Alerus Financial Corporation reports Q1 2026 results on April 30 with an unusually sharp divergence between cautious analyst consensus and suddenly bullish options positioning.
The most striking signal heading into the print is the options market. Put/call ratio has collapsed to 0.03 — the lowest reading of the past 52 weeks, well below its 20-day average of 0.89. That is a dramatic rotation away from downside protection: for weeks the PCR ran above 1.4, suggesting persistent hedging demand, but that overhang has cleared entirely in the past two weeks. The stock has recovered alongside that shift, gaining 9% over the past month to close at $25.75, with a modest 1% pullback on Tuesday.
Short interest is not a meaningful story here. At 2.9% of free float, it has actually fallen 10% over the past week even as it ticked up 11% over the month. Availability is wide open — borrow demand is low and there is no squeeze pressure in the lending market. Cost to borrow has roughly doubled over the past month to just under 1%, but at that absolute level it remains firmly in the inconsequential range. The ORTEX short score of 41.5 sits comfortably in the mid-range and has drifted lower this week. Overall, the lending market signals a relaxed short side rather than any building conviction against the stock.

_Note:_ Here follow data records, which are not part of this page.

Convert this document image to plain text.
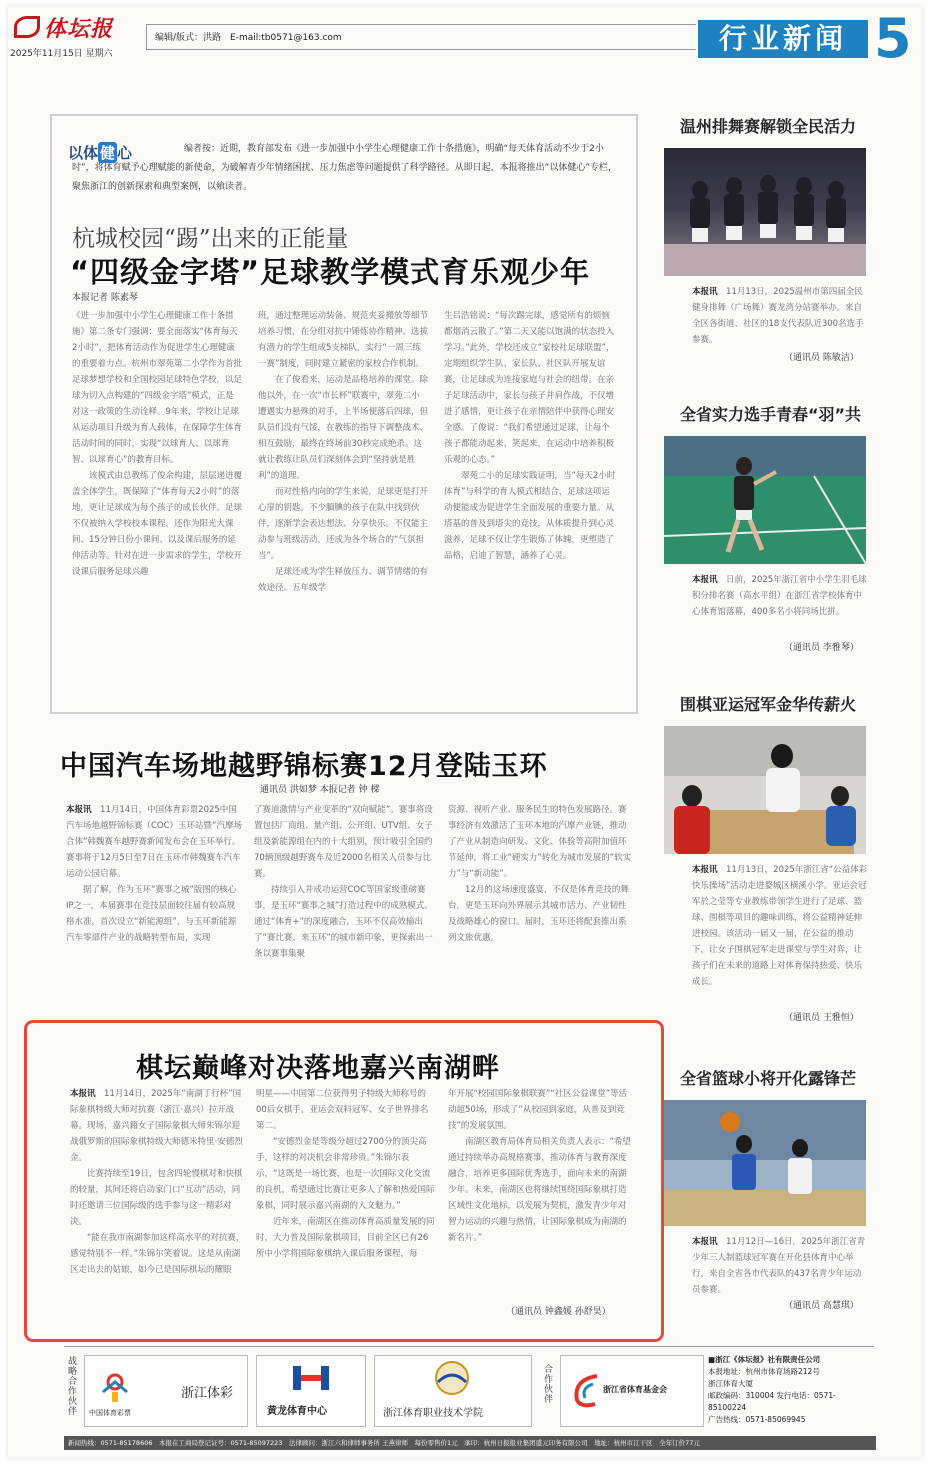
体坛报
2025年11月15日 星期六
编辑/版式：洪路　E-mail:tb0571@163.com	行业新闻 5
以体 健 心	编者按：近期，教育部发布《进一步加强中小学生心理健康工作十条措施》，明确“每天体育活动不少于2小时”，将体育赋予心理赋能的新使命，为破解青少年情绪困扰、压力焦虑等问题提供了科学路径。从即日起，本报将推出“以体健心”专栏，聚焦浙江的创新探索和典型案例，以飨读者。
杭城校园“踢”出来的正能量
“四级金字塔”足球教学模式育乐观少年
本报记者 陈素琴
《进一步加强中小学生心理健康工作十条措施》第二条专门强调：要全面落实“体育每天2小时”，把体育活动作为促进学生心理健康的重要着力点。杭州市翠苑第二小学作为首批足球梦想学校和全国校园足球特色学校，以足球为切入点构建的“四级金字塔”模式，正是对这一政策的生动诠释。9年来，学校让足球从运动项目升级为育人载体，在保障学生体育活动时间的同时，实现“以球育人、以球育智、以球育心”的教育目标。
　　该模式由总教练了俊余构建，层层递进覆盖全体学生，既保障了“体育每天2小时”的落地，更让足球成为每个孩子的成长伙伴。足球不仅被纳入学校校本课程，还作为阳光大课间、15分钟日份小课间、以及课后服务的延伸活动等。针对在进一步需求的学生，学校开设课后服务足球兴趣
班，通过整理运动装备、规范夹妥搬放等细节培养习惯，在分组对抗中锤炼协作精神。选拔有潜力的学生组成5支梯队，实行“一周三练一赛”制度，同时建立紧密的家校合作机制。
　　在了俊看来，运动是品格培养的课堂。除他以外，在一次“市长杯”联赛中，翠苑二小遭遇实力悬殊的对手，上半场便落后四球，但队员们没有气馁，在教练的指导下调整战术、相互鼓励，最终在终场前30秒完成绝杀。这就让教练让队员们深刻体会到“坚持就是胜利”的道理。
　　而对性格内向的学生来说，足球更是打开心扉的钥匙。不少腼腆的孩子在队中找到伙伴，逐渐学会表达想法、分享快乐。不仅能主动参与班级活动，还成为各个场合的“气氛担当”。
　　足球还成为学生释放压力、调节情绪的有效途径。五年级学
生吕浩铭说：“每次踢完球，感觉所有的烦恼都烟消云散了。”第二天又能以饱满的状态投入学习。”此外，学校还成立“家校社足球联盟”，定期组织学生队、家长队、社区队开展友谊赛，让足球成为连接家庭与社会的纽带。在亲子足球活动中，家长与孩子并肩作战，不仅增进了感情，更让孩子在亲情陪伴中获得心理安全感。了俊说：“我们希望通过足球，让每个孩子都能动起来、笑起来，在运动中培养积极乐观的心态。”
　　翠苑二小的足球实践证明，当“每天2小时体育”与科学的育人模式相结合，足球这项运动便能成为促进学生全面发展的重要力量。从塔基的普及到塔尖的竞技，从体质提升到心灵滋养，足球不仅让学生锻炼了体魄，更塑造了品格，启迪了智慧，涵养了心灵。
中国汽车场地越野锦标赛12月登陆玉环
通讯员 洪如梦 本报记者 钟 樑
本报讯　 11月14日，中国体育彩票2025中国汽车场地越野锦标赛（COC）玉环站暨“汽摩场合体”韩魏赛车越野赛新闻发布会在玉环举行。赛事将于12月5日至7日在玉环市韩魏赛车汽车运动公园启幕。
　　据了解，作为玉环“赛事之城”版图的核心IP之一，本届赛事在竞技层面较往届有较高规格水准，首次设立“新能源组”，与玉环新能源汽车零部件产业的战略转型布局，实现
了赛道激情与产业变革的“双向赋能”。赛事将设置包括厂商组、量产组、公开组、UTV组、女子组及新能源组在内的十大组别，预计吸引全国约70辆顶级越野赛车及近2000名相关人员参与比赛。
　　持续引入并成功运营COC等国家级重磅赛事，是玉环“赛事之城”打造过程中的成熟模式。通过“体育+”的深度融合，玉环不仅高效输出了“赛比赛、来玉环”的城市新印象，更探索出一条以赛事集聚
资源、视听产业、服务民生的特色发展路径。赛事经济有效激活了玉环本地的汽摩产业链，推动了产业从制造向研发、文化、体验等高附加值环节延伸，将工业“硬实力”转化为城市发展的“软实力”与“新动能”。
　　12月的这场速度盛宴，不仅是体育竞技的舞台，更是玉环向外界展示其城市活力、产业韧性及战略雄心的窗口。届时，玉环还将配套推出系列文旅优惠。
棋坛巅峰对决落地嘉兴南湖畔
本报讯　 11月14日，2025年“南湖丁行杯”国际象棋特级大师对抗赛（浙江·嘉兴）拉开战幕。现场，嘉兴籍女子国际象棋大师朱锦尔迎战俄罗斯的国际象棋特级大师德米特里·安德烈金。
　　比赛持续至19日，包含四轮慢棋对和快棋的较量，其间还将启动家门口“互动”活动，同时还邀请三位国际级的选手参与这一精彩对决。
　　“能在我市南湖参加这样高水平的对抗赛，感觉特别不一样。”朱锦尔笑着说。这是从南湖区走出去的姑娘，如今已是国际棋坛的耀眼
明星——中国第二位获得男子特级大师称号的00后女棋手，亚运会双料冠军、女子世界排名第二。
　　“安德烈金是等级分超过2700分的顶尖高手，这样的对决机会非常珍贵。”朱锦尔表示，“这既是一场比赛，也是一次国际文化交流的良机，希望通过比赛让更多人了解和热爱国际象棋，同时展示嘉兴南湖的人文魅力。”
　　近年来，南湖区在推动体育高质量发展的同时，大力普及国际象棋项目，目前全区已有26所中小学将国际象棋纳入课后服务课程，每
年开展“校园国际象棋联赛”“社区公益课堂”等活动超50场，形成了“从校园到家庭，从普及到竞技”的发展氛围。
　　南湖区教育局体育局相关负责人表示：“希望通过持续举办高规格赛事，推动体育与教育深度融合，培养更多国际优秀选手，面向未来的南湖少年。未来，南湖区也将继续围绕国际象棋打造区域性文化地标，以发展为契机，激发青少年对智力运动的兴趣与热情，让国际象棋成为南湖的新名片。”
（通讯员 钟鑫媛 孙舒昊）
温州排舞赛解锁全民活力
本报讯　 11月13日，2025温州市第四届全民健身排舞（广场舞）赛龙湾分站赛举办。来自全区各街道、社区的18支代表队近300名选手参赛。
（通讯员 陈敏洁）
全省实力选手青春“羽”共
本报讯　 日前，2025年浙江省中小学生羽毛球积分排名赛（高水平组）在浙江省学校体育中心体育馆落幕，400多名小将同场比拼。
（通讯员 李雅琴）
围棋亚运冠军金华传薪火
本报讯　 11月13日，2025年浙江省“公益体彩 快乐操场”活动走进婺城区横溪小学。亚运会冠军於之莹等专业教练带领学生进行了足球、篮球、围棋等项目的趣味训练，将公益精神延伸进校园。该活动一届又一届，在公益的推动下，让女子围棋冠军走进课堂与学生对弈，让孩子们在未来的道路上对体育保持热爱、快乐成长。
（通讯员 王雅恒）
全省篮球小将开化露锋芒
本报讯　 11月12日—16日，2025年浙江省青少年三人制篮球冠军赛在开化县体育中心举行，来自全省各市代表队的437名青少年运动员参赛。
（通讯员 高慧琪）
战略合作伙伴 中国体育彩票
浙江体彩
黄龙体育中心	浙江体育职业技术学院
合作伙伴
浙江省体育基金会
■浙江《体坛报》社有限责任公司
本报地址：杭州市体育场路212号
浙江体育大厦
邮政编码：310004 发行电话：0571-85100224
广告热线：0571-85069945
新闻热线：0571-85178606　本报在工商局登记证号：0571-85097223　法律顾问：浙江六和律师事务所 王燕律师　每份零售价1元　承印：杭州日报报业集团盛元印务有限公司　地址：杭州市江干区　全年订价77元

The analyst debate is notably subdued. The most recent changes — from January 2026 — show DA Davidson and Keefe, Bruyette & Woods both nudging targets higher while keeping neutral ratings, while Hovde Group downgraded to Market Perform in early January. Raymond James remains the outlier with a Strong Buy and a $27 target. The mean consensus target sits at $26.60 against a current price of $25.75, implying modest upside that is consistent with a story the Street broadly views as fairly valued. The bull case rests on net interest income growth (NII up 4.7% last quarter) and strengthening capital ratios (CET1 at 10.8%). Bears point to loan book contraction — commercial real estate construction runoff drove a 5.3% sequential decline — and a fee income line that has been running below expectations. The stock's forward earnings yield ranks in only the 4th percentile on EPS surprise, which is a note of caution on estimate reliability, though its 12-month forward EPS growth ranks in the 90th percentile.

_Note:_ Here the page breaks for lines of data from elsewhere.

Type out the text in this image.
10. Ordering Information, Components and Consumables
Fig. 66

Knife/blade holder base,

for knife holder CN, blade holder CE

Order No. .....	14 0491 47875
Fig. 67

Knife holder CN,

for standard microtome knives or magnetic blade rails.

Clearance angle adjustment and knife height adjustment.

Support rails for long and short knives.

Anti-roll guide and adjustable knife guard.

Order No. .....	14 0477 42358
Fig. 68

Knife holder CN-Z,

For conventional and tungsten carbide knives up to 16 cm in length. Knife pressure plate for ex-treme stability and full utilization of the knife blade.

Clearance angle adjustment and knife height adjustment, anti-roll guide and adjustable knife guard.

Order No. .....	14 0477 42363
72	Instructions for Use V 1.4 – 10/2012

Institutional flows offer one quiet supporting data point. Dimensional, Vanguard, and Geode all added shares in Q1 2026, with Dimensional adding 33,000 shares — modest but directionally consistent with the options market's recent tilt toward the upside. Insider activity from late February was routine: the CEO and COO sold small tranches from fresh awards, the kind of tax-driven activity that carries little signal.
The print will test whether the fee income and loan growth trajectory has stabilised enough to justify the multiple re-rating — P/E has expanded by nearly one full turn over the past month to 9.8x — or whether the bear case on credit quality and deposit runoff reasserts itself.